What does today’s home high appreciation rate in most markets tell you about homebuilding’s future?

It would normally mean huge demand for new construction. When there’s a nice, 15-year-old house that is on the market and gets a dozen offers on the first day it’s listed and then sells for $20,000 more than what they were asking — in an “old-world analysis,”  our numbers would be going through the roof. When they can’t find what they want in an existing house, they’re going to go build new. 

That trend means good things for remodeling. We’re pushing $9 billion in [statewide] remodeling activity right now, versus $4.5 billion in new home construction activity. I think that remodeling is going to continue to spike. 
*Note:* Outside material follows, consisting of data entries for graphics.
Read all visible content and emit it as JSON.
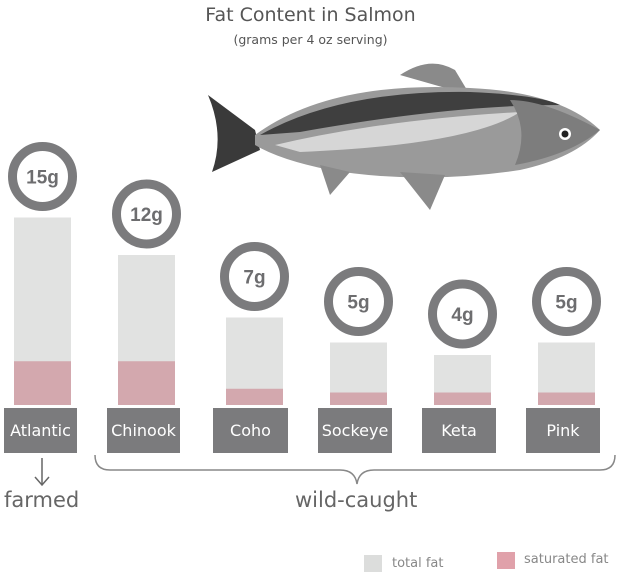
{
  "chart_data": {
    "type": "bar",
    "title": "Fat Content in Salmon",
    "subtitle": "(grams per 4 oz serving)",
    "categories": [
      "Atlantic",
      "Chinook",
      "Coho",
      "Sockeye",
      "Keta",
      "Pink"
    ],
    "series": [
      {
        "name": "total fat",
        "values": [
          15,
          12,
          7,
          5,
          4,
          5
        ],
        "color": "#e1e2e1"
      },
      {
        "name": "saturated fat",
        "values": [
          3.5,
          3.5,
          1.3,
          1,
          1,
          1
        ],
        "color": "#d3a8ae"
      }
    ],
    "data_labels": [
      "15g",
      "12g",
      "7g",
      "5g",
      "4g",
      "5g"
    ],
    "groups": [
      {
        "label": "farmed",
        "categories": [
          "Atlantic"
        ]
      },
      {
        "label": "wild-caught",
        "categories": [
          "Chinook",
          "Coho",
          "Sockeye",
          "Keta",
          "Pink"
        ]
      }
    ],
    "legend": {
      "position": "bottom-right",
      "items": [
        "total fat",
        "saturated fat"
      ],
      "colors": [
        "#dcdddc",
        "#e0a1aa"
      ]
    },
    "axes": "none",
    "grid": false
  }
}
Your letter seeks some solutions from the state. What else concerns you, policy-wise?

Things like immigration, things like trade. We have a 20 percent tariff on lumber right now. Similarly, you wouldn’t believe all of the products or at least the tools and components that go into the houses and how they’re produced in China, and we’ve had the trade war there.

Long term, we’re in serious trouble for the cost of housing and just the cost of housing repair. 

Also, immigration. Thirty percent of our workforce used to be immigrants. It’s close to 10 percent now. 

What response did you get to the letter?

We’ve gotten some acknowledgements. We’re really setting the stage for next year. It’s going to take time. We’re doing briefings and discussions with the administration. It’s been received relatively positively, but from a priority standpoint, how quickly is it going to rise to the top of the heap of big issues affecting the state? Yet it’s going to snowball if we don’t start addressing it.